I am using QGIS 2.18.13 and inside my plugin, I call a templet which the should create a new map as a PDF. The code I use for that is as follows:

from PyQt4.QtXml import *
templet = "C:\\my_templet\\templet.qpt"
template_file = file(templet, 'rt')
template_content = template_file.read()

maprender = iface.mapCanvas().mapRenderer()
composition = QgsComposition(maprender)

docu = QDomDocument()

map_report = composition.getComposerMapById(0)
#map_report.updateCachedImage() # added for testing did not change anyting


The map is created with the correct layout, but all layers, which have a rule-based styling are not shown. Neither are labels which have rule-based labeling. When changing the style to a categorized styling. The layers are shown correctly, which means the coordinatesystem is not to blame.

Reading the documentation of the QgsComposition class didn't yield any insights for me.


How to make the rule-based layers appear in my final PDF without changing them into categorized styling?

Additional Info:

When I use the same templet to create a map manually, all layers are shown correctly and as expected.

As requested: enter image description here

Or I simply style according to the scale. Both cases dont show in the map.


The error with rule-based styling seems to arise from the setting of the scale. When I dont set a scale, the layer style and labels will be displayed correctly. So I assume that I miss to the composer which zoom it has.

  • can you give an example of the rules you are using?
    – Ian Turton
    Commented Nov 13, 2017 at 13:42
  • I wonder if it requires slightly longer to process rule-based styles than categorised (and graduated). In which case, perhaps you can introduce a timer for a second or two before you initiate the exportAsPDF method?
    – Joseph
    Commented Nov 13, 2017 at 13:44
  • @IanTurton added an image to illustrate an example rule.
    – LaughU
    Commented Nov 13, 2017 at 13:51
  • 1
    @Joseph. This might worth a try. I will update if succeeded or not
    – LaughU
    Commented Nov 13, 2017 at 13:51
  • 1
    @Joseph I think I found the issue. It has to do with the scale value of the rule. A rule, which does not have a scale component will be displayed. I will update the question accordingly
    – LaughU
    Commented Nov 13, 2017 at 13:59

1 Answer 1


I figured out how to solve this and what caused the problem. For further reference, I will not only outline they solution but also my way, which led me there.

The solution:

I've had set my standard CRS in the option to a projected one (EPSG 25832) so every time QGIS was started it had the "right" projection from the beginning. The problem seems to be, that QGIS still assumes a geographic coordinate system (maybe WGS 84 which is the default) and thus calculates the map scale, which seems to come from the extent().height() and extent().width() as degrees rather than meters.This lead to extremely low scale values (many hundreds of millions to one). The solution is thus fairly simply: I've set the default CRS under settings -> options -> CRS to WGS 84 EPSG 4326 and after restarting everything went fine after changing back to the right CRS.
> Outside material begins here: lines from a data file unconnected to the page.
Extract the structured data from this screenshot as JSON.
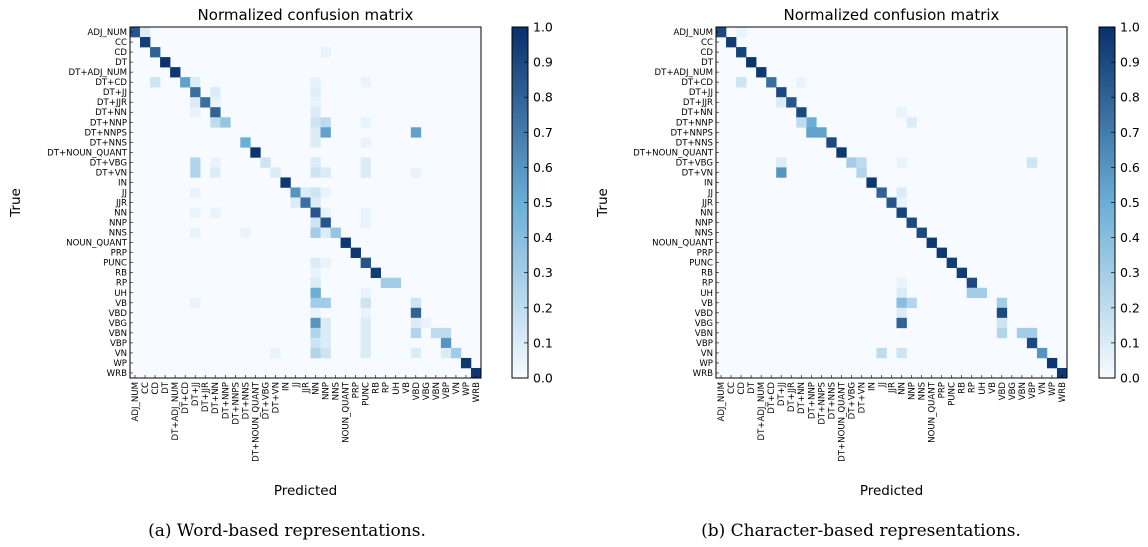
{
  "chart_data": [
    {
      "type": "heatmap",
      "title": "Normalized confusion matrix",
      "xlabel": "Predicted",
      "ylabel": "True",
      "caption": "(a) Word-based representations.",
      "colormap": {
        "low": "#f7fbff",
        "mid": "#6baed6",
        "high": "#08306b"
      },
      "colorbar_ticks": [
        "0.0",
        "0.1",
        "0.2",
        "0.3",
        "0.4",
        "0.5",
        "0.6",
        "0.7",
        "0.8",
        "0.9",
        "1.0"
      ],
      "value_range": [
        0,
        1
      ],
      "labels": [
        "ADJ_NUM",
        "CC",
        "CD",
        "DT",
        "DT+ADJ_NUM",
        "DT+CD",
        "DT+JJ",
        "DT+JJR",
        "DT+NN",
        "DT+NNP",
        "DT+NNPS",
        "DT+NNS",
        "DT+NOUN_QUANT",
        "DT+VBG",
        "DT+VN",
        "IN",
        "JJ",
        "JJR",
        "NN",
        "NNP",
        "NNS",
        "NOUN_QUANT",
        "PRP",
        "PUNC",
        "RB",
        "RP",
        "UH",
        "VB",
        "VBD",
        "VBG",
        "VBN",
        "VBP",
        "VN",
        "WP",
        "WRB"
      ],
      "cells": [
        [
          0,
          0,
          0.85
        ],
        [
          0,
          1,
          0.1
        ],
        [
          1,
          1,
          0.95
        ],
        [
          2,
          2,
          0.8
        ],
        [
          2,
          19,
          0.05
        ],
        [
          3,
          3,
          0.98
        ],
        [
          4,
          4,
          0.97
        ],
        [
          5,
          2,
          0.15
        ],
        [
          5,
          5,
          0.55
        ],
        [
          5,
          6,
          0.1
        ],
        [
          5,
          18,
          0.06
        ],
        [
          5,
          23,
          0.05
        ],
        [
          6,
          6,
          0.75
        ],
        [
          6,
          8,
          0.1
        ],
        [
          6,
          18,
          0.08
        ],
        [
          7,
          6,
          0.1
        ],
        [
          7,
          7,
          0.75
        ],
        [
          7,
          8,
          0.05
        ],
        [
          7,
          18,
          0.05
        ],
        [
          8,
          6,
          0.05
        ],
        [
          8,
          8,
          0.8
        ],
        [
          8,
          18,
          0.1
        ],
        [
          9,
          8,
          0.2
        ],
        [
          9,
          9,
          0.35
        ],
        [
          9,
          18,
          0.15
        ],
        [
          9,
          19,
          0.2
        ],
        [
          9,
          23,
          0.05
        ],
        [
          10,
          18,
          0.1
        ],
        [
          10,
          19,
          0.55
        ],
        [
          10,
          28,
          0.55
        ],
        [
          11,
          11,
          0.5
        ],
        [
          11,
          18,
          0.1
        ],
        [
          11,
          23,
          0.05
        ],
        [
          12,
          12,
          0.98
        ],
        [
          13,
          6,
          0.25
        ],
        [
          13,
          8,
          0.05
        ],
        [
          13,
          13,
          0.15
        ],
        [
          13,
          18,
          0.1
        ],
        [
          13,
          23,
          0.1
        ],
        [
          14,
          6,
          0.25
        ],
        [
          14,
          8,
          0.1
        ],
        [
          14,
          14,
          0.1
        ],
        [
          14,
          18,
          0.15
        ],
        [
          14,
          19,
          0.1
        ],
        [
          14,
          23,
          0.1
        ],
        [
          14,
          28,
          0.05
        ],
        [
          15,
          15,
          0.97
        ],
        [
          16,
          6,
          0.05
        ],
        [
          16,
          16,
          0.6
        ],
        [
          16,
          17,
          0.1
        ],
        [
          16,
          18,
          0.15
        ],
        [
          16,
          19,
          0.05
        ],
        [
          17,
          16,
          0.1
        ],
        [
          17,
          17,
          0.75
        ],
        [
          17,
          18,
          0.1
        ],
        [
          18,
          6,
          0.05
        ],
        [
          18,
          8,
          0.05
        ],
        [
          18,
          18,
          0.85
        ],
        [
          18,
          19,
          0.05
        ],
        [
          18,
          23,
          0.05
        ],
        [
          19,
          18,
          0.15
        ],
        [
          19,
          19,
          0.85
        ],
        [
          19,
          23,
          0.05
        ],
        [
          20,
          6,
          0.05
        ],
        [
          20,
          11,
          0.05
        ],
        [
          20,
          18,
          0.3
        ],
        [
          20,
          19,
          0.1
        ],
        [
          20,
          20,
          0.35
        ],
        [
          21,
          21,
          0.97
        ],
        [
          22,
          22,
          0.97
        ],
        [
          23,
          18,
          0.1
        ],
        [
          23,
          19,
          0.05
        ],
        [
          23,
          23,
          0.85
        ],
        [
          24,
          18,
          0.05
        ],
        [
          24,
          24,
          0.95
        ],
        [
          25,
          18,
          0.1
        ],
        [
          25,
          25,
          0.3
        ],
        [
          25,
          26,
          0.3
        ],
        [
          26,
          18,
          0.5
        ],
        [
          26,
          23,
          0.05
        ],
        [
          27,
          6,
          0.05
        ],
        [
          27,
          18,
          0.3
        ],
        [
          27,
          19,
          0.3
        ],
        [
          27,
          23,
          0.15
        ],
        [
          27,
          28,
          0.15
        ],
        [
          28,
          18,
          0.05
        ],
        [
          28,
          23,
          0.05
        ],
        [
          28,
          28,
          0.8
        ],
        [
          29,
          18,
          0.6
        ],
        [
          29,
          19,
          0.1
        ],
        [
          29,
          23,
          0.1
        ],
        [
          29,
          28,
          0.1
        ],
        [
          29,
          29,
          0.05
        ],
        [
          30,
          18,
          0.25
        ],
        [
          30,
          19,
          0.1
        ],
        [
          30,
          23,
          0.1
        ],
        [
          30,
          28,
          0.25
        ],
        [
          30,
          30,
          0.2
        ],
        [
          30,
          31,
          0.2
        ],
        [
          31,
          18,
          0.15
        ],
        [
          31,
          19,
          0.1
        ],
        [
          31,
          23,
          0.1
        ],
        [
          31,
          31,
          0.6
        ],
        [
          32,
          14,
          0.05
        ],
        [
          32,
          18,
          0.25
        ],
        [
          32,
          19,
          0.15
        ],
        [
          32,
          23,
          0.1
        ],
        [
          32,
          28,
          0.1
        ],
        [
          32,
          31,
          0.1
        ],
        [
          32,
          32,
          0.3
        ],
        [
          33,
          33,
          0.97
        ],
        [
          34,
          34,
          0.97
        ]
      ]
    },
    {
      "type": "heatmap",
      "title": "Normalized confusion matrix",
      "xlabel": "Predicted",
      "ylabel": "True",
      "caption": "(b) Character-based representations.",
      "colormap": {
        "low": "#f7fbff",
        "mid": "#6baed6",
        "high": "#08306b"
      },
      "colorbar_ticks": [
        "0.0",
        "0.1",
        "0.2",
        "0.3",
        "0.4",
        "0.5",
        "0.6",
        "0.7",
        "0.8",
        "0.9",
        "1.0"
      ],
      "value_range": [
        0,
        1
      ],
      "labels": [
        "ADJ_NUM",
        "CC",
        "CD",
        "DT",
        "DT+ADJ_NUM",
        "DT+CD",
        "DT+JJ",
        "DT+JJR",
        "DT+NN",
        "DT+NNP",
        "DT+NNPS",
        "DT+NNS",
        "DT+NOUN_QUANT",
        "DT+VBG",
        "DT+VN",
        "IN",
        "JJ",
        "JJR",
        "NN",
        "NNP",
        "NNS",
        "NOUN_QUANT",
        "PRP",
        "PUNC",
        "RB",
        "RP",
        "UH",
        "VB",
        "VBD",
        "VBG",
        "VBN",
        "VBP",
        "VN",
        "WP",
        "WRB"
      ],
      "cells": [
        [
          0,
          0,
          0.9
        ],
        [
          0,
          2,
          0.05
        ],
        [
          1,
          1,
          0.95
        ],
        [
          2,
          2,
          0.92
        ],
        [
          3,
          3,
          0.98
        ],
        [
          4,
          4,
          0.97
        ],
        [
          5,
          2,
          0.15
        ],
        [
          5,
          5,
          0.75
        ],
        [
          5,
          8,
          0.05
        ],
        [
          6,
          6,
          0.9
        ],
        [
          7,
          6,
          0.1
        ],
        [
          7,
          7,
          0.85
        ],
        [
          8,
          8,
          0.9
        ],
        [
          8,
          18,
          0.05
        ],
        [
          9,
          9,
          0.5
        ],
        [
          9,
          8,
          0.2
        ],
        [
          9,
          19,
          0.1
        ],
        [
          10,
          9,
          0.55
        ],
        [
          10,
          10,
          0.55
        ],
        [
          11,
          11,
          0.9
        ],
        [
          12,
          12,
          0.97
        ],
        [
          13,
          6,
          0.1
        ],
        [
          13,
          13,
          0.3
        ],
        [
          13,
          14,
          0.2
        ],
        [
          13,
          18,
          0.05
        ],
        [
          13,
          31,
          0.15
        ],
        [
          14,
          6,
          0.6
        ],
        [
          14,
          14,
          0.25
        ],
        [
          15,
          15,
          0.97
        ],
        [
          16,
          16,
          0.8
        ],
        [
          16,
          18,
          0.1
        ],
        [
          17,
          17,
          0.85
        ],
        [
          17,
          18,
          0.05
        ],
        [
          18,
          18,
          0.92
        ],
        [
          19,
          19,
          0.9
        ],
        [
          20,
          20,
          0.9
        ],
        [
          21,
          21,
          0.97
        ],
        [
          22,
          22,
          0.97
        ],
        [
          23,
          23,
          0.95
        ],
        [
          24,
          24,
          0.95
        ],
        [
          25,
          25,
          0.9
        ],
        [
          25,
          18,
          0.05
        ],
        [
          26,
          25,
          0.3
        ],
        [
          26,
          26,
          0.3
        ],
        [
          26,
          18,
          0.1
        ],
        [
          27,
          18,
          0.4
        ],
        [
          27,
          19,
          0.25
        ],
        [
          27,
          28,
          0.3
        ],
        [
          28,
          28,
          0.9
        ],
        [
          28,
          18,
          0.1
        ],
        [
          29,
          18,
          0.8
        ],
        [
          29,
          28,
          0.15
        ],
        [
          30,
          28,
          0.25
        ],
        [
          30,
          30,
          0.3
        ],
        [
          30,
          31,
          0.3
        ],
        [
          31,
          31,
          0.9
        ],
        [
          32,
          16,
          0.2
        ],
        [
          32,
          18,
          0.15
        ],
        [
          32,
          32,
          0.6
        ],
        [
          33,
          33,
          0.97
        ],
        [
          34,
          34,
          0.97
        ]
      ]
    }
  ]
}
The way of finding my problem:

The first idea, it might have to do something with the scale came me, when @Ian Turton pointed me to the rule. When letting the scale factor out the layer seems to be displayed. So I checked the scale and the related values of my composition with

map_report = composition.getComposerMapById(0)
print "Scale: %s, height: %s, width: %s" %(map_report.scale(), maprender.extent().height(), maprender.extent().width())

This showed "correct" values for width and height but extremely large values for the scale (out of bounds for the scales defined in the rules). So I set the scale with report.setNewScale(int(25000)) which worked but somehow only showed one label and the scale bar denoted 0.02 meters. I then changed the OTF coordinate system once --> printed my map with a good result and changed the CRS back to the original one and printed again. This time the scale had reasonable values. This led me to the conclusion that the problem arises from the CRS.